After going back and forth on this issue for several years, graduates of the military’s service academies can now delay their mandatory service and play professional sports instead, Defense Secretary Mark Esper announced this week. 

Esper released the guidelines for the graduates that want to play pro sports. They must get approval from the Secretary of Defense, and then agree to eventually fulfill their military obligation or repay the costs of their education.

This new policy stems from the meeting that President Trump had in May with the Army football team after the Cadets of West Point at the U.S. Military Academy were awarded the Commander-in-Chief’s Trophy for the best military academy football team.
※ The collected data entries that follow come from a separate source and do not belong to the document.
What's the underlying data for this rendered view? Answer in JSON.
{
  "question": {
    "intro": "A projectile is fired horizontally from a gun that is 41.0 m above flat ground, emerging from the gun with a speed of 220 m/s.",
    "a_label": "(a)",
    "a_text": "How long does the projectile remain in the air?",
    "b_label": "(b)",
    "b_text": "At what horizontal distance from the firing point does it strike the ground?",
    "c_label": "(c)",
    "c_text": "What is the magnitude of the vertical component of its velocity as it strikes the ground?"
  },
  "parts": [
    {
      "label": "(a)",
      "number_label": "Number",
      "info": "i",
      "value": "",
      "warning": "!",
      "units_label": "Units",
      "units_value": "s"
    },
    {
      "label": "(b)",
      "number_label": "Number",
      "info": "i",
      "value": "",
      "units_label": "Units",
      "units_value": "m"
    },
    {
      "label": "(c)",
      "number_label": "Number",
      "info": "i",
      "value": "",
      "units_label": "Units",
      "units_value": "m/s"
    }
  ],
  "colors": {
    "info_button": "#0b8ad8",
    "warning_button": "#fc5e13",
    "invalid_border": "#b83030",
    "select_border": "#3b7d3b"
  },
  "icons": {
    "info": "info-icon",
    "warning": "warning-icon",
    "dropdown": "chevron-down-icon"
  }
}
The Black Knights from West Point won the award for the second year in a row.

President Trump said that while attending the annual Army-Navy football game he came up with the idea to let service academy graduates defer their service to allow them to play in pro sports. 

Saying that he believed this would make recruiting for the military a little easier, the president stated, “I am going to look at doing a waiver for service academy athletes who can get into the major leagues: the NFL, hockey, baseball,” he said. “They can serve their time after they are done with professional sports.”

President Trump consulted with Defense Secretary Esper and other Pentagon officials and then gave them four months to come up with a workable guideline for this to happen.

This issue has been ongoing for nearly 75 years during which a number of servicemen excelled at pro sports: 

Glenn Davis, for example, won the Heisman Trophy while at the Army and he was also a member of those terrific West Point teams during World War II. He served for five years before he landed with the Detroit Lions in 1950. Roger Staubach won the Heisman in 1963. The Navy sent him to Vietnam where the Dallas Cowboys sent him a bag of footballs to practice with — he had to ask for another when those were shredded in a Viet Cong rocket attack. Staubach had to wait until 1969 to begin his NFL career. He went on to win the Super Bowl. Joe Bellino, also from the Naval Academy, was a Heisman winner who served for five years before briefly playing for the Boston Patriots.